Pre-Appeals Process: CMS recognizes that there may be circumstances that warrant the use of non-model payments and proposes to implement a voluntary Pre-Appeals Payment Exceptions Review process to triage disputes arising under Phase II of the Model. This pre-appeals process would be in addition to the existing formal Part B appeal process and would resolve payment issues exclusively arising under the VBP tools included in Phase II; it would not address modifications to the ASP payment as proposed in Phase I of the Model. CMS proposes that a decision from the pre-appeals process would be issued in writing within five business days and that neither utilizing nor bypassing this new process will affect the right of a provider, supplier, or beneficiary to access the current appeals process or the remedies thereunder.
Evaluation of Models: CMS proposes to evaluate the success of each intervention of the Model (Arms 2 through 4) using a range of analytic methods, including regression and other multivariate analyses. Researchers would separately evaluate the impact of each intervention by analyzing the below metrics in areas assigned to each model test arm compared to those in areas assigned to the control arm. CMS’s key evaluation metrics would include, among others, whether the Model resulted in:
- Reduction of Part B drug spending, as well as total Part B and total Medicare program expenditures;
- Changes in overall utilization and prescribing patterns overall and for specific types of providers and suppliers;
- Changes in the prices at which providers and suppliers are able to obtain Part B drugs
- Changes in the quality of care, access to care, timeliness of care, and the patient experience of care; and
- Observable, unintended consequences.
Legal Authority: The Model would be implemented under the authority granted to the Secretary of Health and Human Services under Section 1115A(d)(1) of the Social Security Act (SSA). To implement the Model, CMS proposes to waive the statutory provisions regarding payment for drugs under the ASP methodology (SSA § 1847A); payment for infusion drugs administered through durable medical equipment (SSA § 1842(o)(1)(D)); payment of furnishing and supplying fees for immunosuppressive drugs, inhalation drugs, and clotting factor (SSA § 1842(o)(2), (5), and (6)); and payment for drugs with pass-through status and specified covered outpatient drugs under the Hospital Outpatient Prospective Payment System (OPPS) (SSA § 1833(t)(6) and (14)).

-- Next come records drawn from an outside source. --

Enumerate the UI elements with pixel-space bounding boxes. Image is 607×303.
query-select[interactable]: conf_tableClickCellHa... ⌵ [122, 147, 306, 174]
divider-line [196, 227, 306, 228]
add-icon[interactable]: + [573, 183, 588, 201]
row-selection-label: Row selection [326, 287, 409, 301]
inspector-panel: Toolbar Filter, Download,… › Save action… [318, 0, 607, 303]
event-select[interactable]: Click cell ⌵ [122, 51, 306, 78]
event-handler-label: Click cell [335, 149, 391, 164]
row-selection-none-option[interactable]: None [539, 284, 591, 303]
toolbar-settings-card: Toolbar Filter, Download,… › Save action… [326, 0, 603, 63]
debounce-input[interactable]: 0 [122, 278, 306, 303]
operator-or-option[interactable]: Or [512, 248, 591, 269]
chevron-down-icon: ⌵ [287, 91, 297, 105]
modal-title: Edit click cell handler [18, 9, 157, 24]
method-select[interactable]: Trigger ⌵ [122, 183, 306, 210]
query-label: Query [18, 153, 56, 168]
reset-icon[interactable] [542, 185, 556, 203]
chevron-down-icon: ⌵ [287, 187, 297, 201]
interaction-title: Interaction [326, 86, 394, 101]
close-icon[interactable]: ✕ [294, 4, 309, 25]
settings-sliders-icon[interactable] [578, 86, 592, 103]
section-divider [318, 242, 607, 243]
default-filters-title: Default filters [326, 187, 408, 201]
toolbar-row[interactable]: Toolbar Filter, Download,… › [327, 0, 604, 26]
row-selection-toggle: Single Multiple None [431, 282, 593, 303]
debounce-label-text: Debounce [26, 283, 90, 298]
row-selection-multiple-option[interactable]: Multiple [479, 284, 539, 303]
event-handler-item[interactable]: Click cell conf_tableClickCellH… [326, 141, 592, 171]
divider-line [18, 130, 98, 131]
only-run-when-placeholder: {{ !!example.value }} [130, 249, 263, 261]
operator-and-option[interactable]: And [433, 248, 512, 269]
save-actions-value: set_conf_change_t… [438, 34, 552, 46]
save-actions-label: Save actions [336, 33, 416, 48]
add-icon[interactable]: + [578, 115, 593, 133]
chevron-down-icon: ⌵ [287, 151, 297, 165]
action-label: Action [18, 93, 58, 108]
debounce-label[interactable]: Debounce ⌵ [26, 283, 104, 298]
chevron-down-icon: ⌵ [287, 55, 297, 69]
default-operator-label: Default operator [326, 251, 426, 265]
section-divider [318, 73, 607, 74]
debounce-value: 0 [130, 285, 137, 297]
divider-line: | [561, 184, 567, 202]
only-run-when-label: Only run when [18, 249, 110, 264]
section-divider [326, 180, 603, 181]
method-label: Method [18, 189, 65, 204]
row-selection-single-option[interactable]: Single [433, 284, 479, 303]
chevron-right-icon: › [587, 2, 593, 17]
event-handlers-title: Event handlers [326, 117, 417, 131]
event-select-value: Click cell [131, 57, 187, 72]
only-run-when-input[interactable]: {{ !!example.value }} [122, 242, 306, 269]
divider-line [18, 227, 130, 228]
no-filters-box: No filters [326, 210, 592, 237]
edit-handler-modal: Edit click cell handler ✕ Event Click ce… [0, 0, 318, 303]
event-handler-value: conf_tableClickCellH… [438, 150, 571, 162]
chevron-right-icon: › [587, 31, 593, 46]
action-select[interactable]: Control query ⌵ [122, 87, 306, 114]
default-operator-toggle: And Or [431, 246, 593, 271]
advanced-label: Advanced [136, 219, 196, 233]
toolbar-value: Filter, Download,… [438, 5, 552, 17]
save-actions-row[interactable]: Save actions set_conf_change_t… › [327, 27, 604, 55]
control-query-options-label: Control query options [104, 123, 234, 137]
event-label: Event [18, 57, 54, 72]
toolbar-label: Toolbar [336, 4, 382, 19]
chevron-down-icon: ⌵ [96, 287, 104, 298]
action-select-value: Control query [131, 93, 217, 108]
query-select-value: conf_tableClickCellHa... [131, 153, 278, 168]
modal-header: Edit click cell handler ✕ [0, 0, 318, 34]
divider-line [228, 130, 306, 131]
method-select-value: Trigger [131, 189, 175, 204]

Comments: CMS seeks comments on all aspects of the proposed rule. For example, CMS seeks comments on, but does not address, the implications of outcomes-based risk-sharing on calculation of ASP and the prices reported to CMS under the Medicaid Drug Rebate Program. This latter point is significant as the waiver authority upon which CMS is relying for the proposed rule does not extend to the Medicaid price reporting requirements. CMS also seeks comments on development of episode-based or bundled payments, and development of new approaches to the Competitive Acquisition Program, which was suspended in 2009. Comments are due by May 9.